Après avoir été au centre de virulentes critiques en raison de la fermeture de nombreux cabinets médicaux privés, les médecins libéraux, par la voix du Syndicat national des médecins libéraux (SNML), sortent de leur réserve et mettent en avant le problème de «manque de moyens de protection contre le Covid-19».

Dans une déclaration rapportée par le quotidien El Watan ce dimanche 12 avril, le président de l’organisation syndicale, le docteur Mustapha Benbrahem, a commencé par rappeler qu’en pleine pandémie de Covid-19, le gouvernement a publié deux décrets exécutifs «faisant obligation aux cabinets médicaux de maintenir leur activité sous peine de poursuites pénales et de sanctions administratives de retrait immédiat et définitif des titres légaux d’exercice de l’activité ».

Mais il était entendu qu’en contrepartie, l’État et les administrations concernées ont la charge de doter en matériel de protection chaque médecin libéral par un kit de protection adéquat : (masques FFP2 ou FFP3, visières, blouses ou camisoles, gants d’examen, bavettes trois plis pour le personnel et les patients, gel hydroalcoolique pour les praticiens et leurs patients».

« Ils exigent, mais ne fournissent pas les moyens ! »

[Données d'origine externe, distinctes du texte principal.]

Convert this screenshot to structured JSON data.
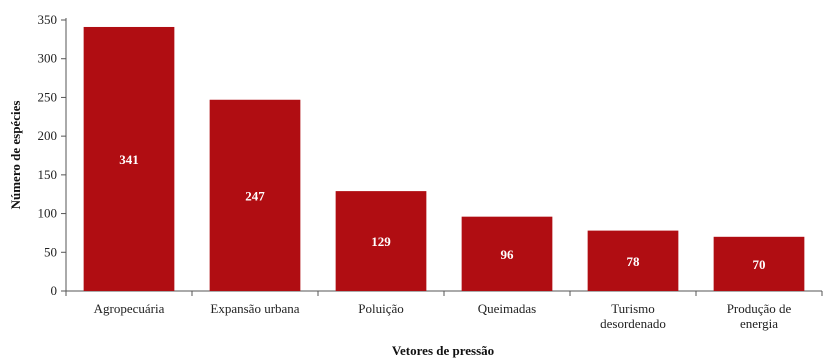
{
  "chart_data": {
    "type": "bar",
    "categories": [
      [
        "Agropecuária"
      ],
      [
        "Expansão urbana"
      ],
      [
        "Poluição"
      ],
      [
        "Queimadas"
      ],
      [
        "Turismo",
        "desordenado"
      ],
      [
        "Produção de",
        "energia"
      ]
    ],
    "values": [
      341,
      247,
      129,
      96,
      78,
      70
    ],
    "data_labels": [
      "341",
      "247",
      "129",
      "96",
      "78",
      "70"
    ],
    "title": "",
    "xlabel": "Vetores de pressão",
    "ylabel": "Número de espécies",
    "ylim": [
      0,
      350
    ],
    "yticks": [
      0,
      50,
      100,
      150,
      200,
      250,
      300,
      350
    ],
    "grid": false,
    "legend": "none",
    "bar_color": "#b00d12"
  }
}
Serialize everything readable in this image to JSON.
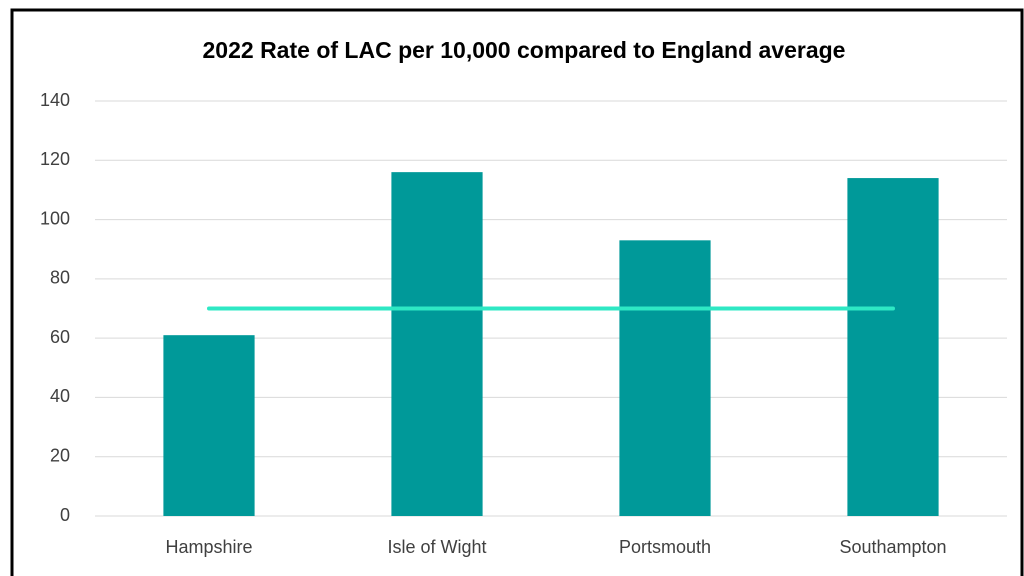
{
  "chart_data": {
    "type": "bar",
    "title": "2022 Rate of LAC per 10,000 compared to England average",
    "categories": [
      "Hampshire",
      "Isle of Wight",
      "Portsmouth",
      "Southampton"
    ],
    "series": [
      {
        "type": "bar",
        "color": "#009999",
        "values": [
          61,
          116,
          93,
          114
        ]
      },
      {
        "type": "line",
        "color": "#2ee8c4",
        "values": [
          70,
          70,
          70,
          70
        ]
      }
    ],
    "ylim": [
      0,
      140
    ],
    "yticks": [
      0,
      20,
      40,
      60,
      80,
      100,
      120,
      140
    ],
    "grid": true
  }
}
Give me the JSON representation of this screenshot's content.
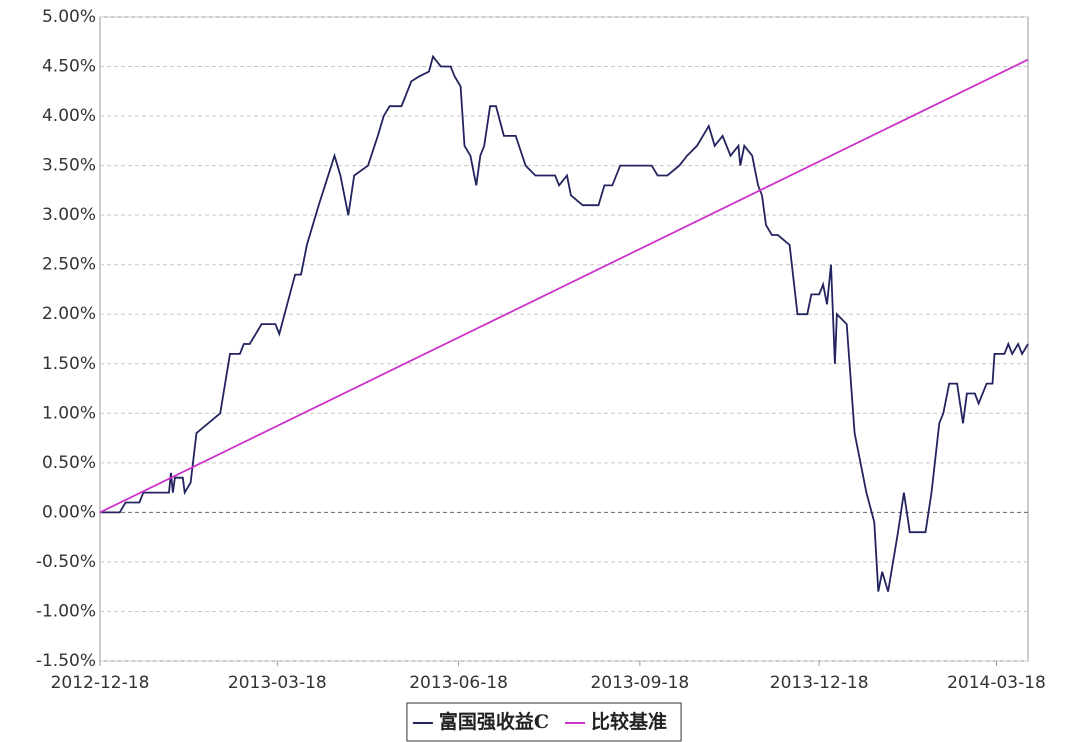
{
  "chart_data": {
    "type": "line",
    "xlim": [
      "2012-12-18",
      "2014-04-03"
    ],
    "xticks": [
      "2012-12-18",
      "2013-03-18",
      "2013-06-18",
      "2013-09-18",
      "2013-12-18",
      "2014-03-18"
    ],
    "ylim": [
      -1.5,
      5
    ],
    "yticks": [
      {
        "value": -1.5,
        "label": "-1.50%"
      },
      {
        "value": -1,
        "label": "-1.00%"
      },
      {
        "value": -0.5,
        "label": "-0.50%"
      },
      {
        "value": 0,
        "label": "0.00%"
      },
      {
        "value": 0.5,
        "label": "0.50%"
      },
      {
        "value": 1,
        "label": "1.00%"
      },
      {
        "value": 1.5,
        "label": "1.50%"
      },
      {
        "value": 2,
        "label": "2.00%"
      },
      {
        "value": 2.5,
        "label": "2.50%"
      },
      {
        "value": 3,
        "label": "3.00%"
      },
      {
        "value": 3.5,
        "label": "3.50%"
      },
      {
        "value": 4,
        "label": "4.00%"
      },
      {
        "value": 4.5,
        "label": "4.50%"
      },
      {
        "value": 5,
        "label": "5.00%"
      }
    ],
    "grid": true,
    "legend": "bottom",
    "series": [
      {
        "name": "富国强收益C",
        "color": "#23235f",
        "x": [
          "2012-12-18",
          "2012-12-28",
          "2012-12-31",
          "2013-01-07",
          "2013-01-09",
          "2013-01-22",
          "2013-01-23",
          "2013-01-24",
          "2013-01-25",
          "2013-01-29",
          "2013-01-30",
          "2013-02-02",
          "2013-02-05",
          "2013-02-17",
          "2013-02-22",
          "2013-02-27",
          "2013-03-01",
          "2013-03-04",
          "2013-03-07",
          "2013-03-10",
          "2013-03-17",
          "2013-03-19",
          "2013-03-23",
          "2013-03-27",
          "2013-03-30",
          "2013-04-02",
          "2013-04-08",
          "2013-04-16",
          "2013-04-19",
          "2013-04-23",
          "2013-04-26",
          "2013-05-03",
          "2013-05-08",
          "2013-05-11",
          "2013-05-14",
          "2013-05-20",
          "2013-05-25",
          "2013-05-29",
          "2013-06-03",
          "2013-06-05",
          "2013-06-09",
          "2013-06-14",
          "2013-06-16",
          "2013-06-19",
          "2013-06-21",
          "2013-06-24",
          "2013-06-27",
          "2013-06-29",
          "2013-07-01",
          "2013-07-04",
          "2013-07-07",
          "2013-07-11",
          "2013-07-17",
          "2013-07-22",
          "2013-07-27",
          "2013-08-06",
          "2013-08-08",
          "2013-08-12",
          "2013-08-14",
          "2013-08-20",
          "2013-08-28",
          "2013-08-31",
          "2013-09-04",
          "2013-09-08",
          "2013-09-24",
          "2013-09-27",
          "2013-10-02",
          "2013-10-08",
          "2013-10-12",
          "2013-10-17",
          "2013-10-20",
          "2013-10-23",
          "2013-10-26",
          "2013-10-30",
          "2013-11-03",
          "2013-11-07",
          "2013-11-08",
          "2013-11-10",
          "2013-11-14",
          "2013-11-17",
          "2013-11-19",
          "2013-11-21",
          "2013-11-24",
          "2013-11-27",
          "2013-12-03",
          "2013-12-07",
          "2013-12-12",
          "2013-12-14",
          "2013-12-18",
          "2013-12-20",
          "2013-12-22",
          "2013-12-24",
          "2013-12-26",
          "2013-12-27",
          "2014-01-01",
          "2014-01-05",
          "2014-01-11",
          "2014-01-15",
          "2014-01-17",
          "2014-01-19",
          "2014-01-22",
          "2014-01-27",
          "2014-01-30",
          "2014-02-02",
          "2014-02-10",
          "2014-02-13",
          "2014-02-17",
          "2014-02-19",
          "2014-02-22",
          "2014-02-26",
          "2014-03-01",
          "2014-03-03",
          "2014-03-07",
          "2014-03-09",
          "2014-03-13",
          "2014-03-16",
          "2014-03-17",
          "2014-03-22",
          "2014-03-24",
          "2014-03-26",
          "2014-03-29",
          "2014-03-31",
          "2014-04-03"
        ],
        "values": [
          0,
          0,
          0.1,
          0.1,
          0.2,
          0.2,
          0.4,
          0.2,
          0.35,
          0.35,
          0.2,
          0.3,
          0.8,
          1.0,
          1.6,
          1.6,
          1.7,
          1.7,
          1.8,
          1.9,
          1.9,
          1.8,
          2.1,
          2.4,
          2.4,
          2.7,
          3.1,
          3.6,
          3.4,
          3.0,
          3.4,
          3.5,
          3.8,
          4.0,
          4.1,
          4.1,
          4.35,
          4.4,
          4.45,
          4.6,
          4.5,
          4.5,
          4.4,
          4.3,
          3.7,
          3.6,
          3.3,
          3.6,
          3.7,
          4.1,
          4.1,
          3.8,
          3.8,
          3.5,
          3.4,
          3.4,
          3.3,
          3.4,
          3.2,
          3.1,
          3.1,
          3.3,
          3.3,
          3.5,
          3.5,
          3.4,
          3.4,
          3.5,
          3.6,
          3.7,
          3.8,
          3.9,
          3.7,
          3.8,
          3.6,
          3.7,
          3.5,
          3.7,
          3.6,
          3.3,
          3.2,
          2.9,
          2.8,
          2.8,
          2.7,
          2.0,
          2.0,
          2.2,
          2.2,
          2.3,
          2.1,
          2.5,
          1.5,
          2.0,
          1.9,
          0.8,
          0.2,
          -0.1,
          -0.8,
          -0.6,
          -0.8,
          -0.2,
          0.2,
          -0.2,
          -0.2,
          0.2,
          0.9,
          1.0,
          1.3,
          1.3,
          0.9,
          1.2,
          1.2,
          1.1,
          1.3,
          1.3,
          1.6,
          1.6,
          1.7,
          1.6,
          1.7,
          1.6,
          1.7
        ]
      },
      {
        "name": "比较基准",
        "color": "#cc33cc",
        "x": [
          "2012-12-18",
          "2014-04-03"
        ],
        "values": [
          0,
          4.57
        ]
      }
    ]
  }
}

Or, les autorités demandent aux médecins de s’acquitter de leur part de marché, sans pour autant honorer la leur.

Le président du SNML indique, «à ce jour, en l’absence de toute protection, une majorité de nos médecins ont dû restreindre leur activité ou fermer leurs cabinets et prendre des mesures alternatives telles la télé consultation, l’affichage des horaires de consultation et des numéros de téléphone afin d’assurer la continuité des soins et la prise de rendez-vous en cas d’urgence».

Pour le Syndicat, «ces actes ne sont en aucun cas un désengagement à soigner la population, mais une prise de conscience et de responsabilité de nos médecins à ne pas mettre en danger la vie des patients à un risque certain de maladie ou de mort par une contamination au Covid-19».

« Les médecins ne sont pas des kamikazes…« 

Sur ce sujet, Docteur Nadia Berrekla-Yefsah écrivait sur sa page Facebook le 7 avril :

« (…) nos médecins en Algérie sont dans un dilemme et je suis de tout cœur avec eux. C’est humain d’avoir peur. Comment pourraient-ils soigner les gens sans un minimum de protections pour eux ? C’est des médecins ce ne sont pas des kamikazes ! J’invite les Rakis à faire face à la situation avec leurs grigris eux ils ont la protection divine. Un médecin normal sait ce qu’est un virus, pas lui ».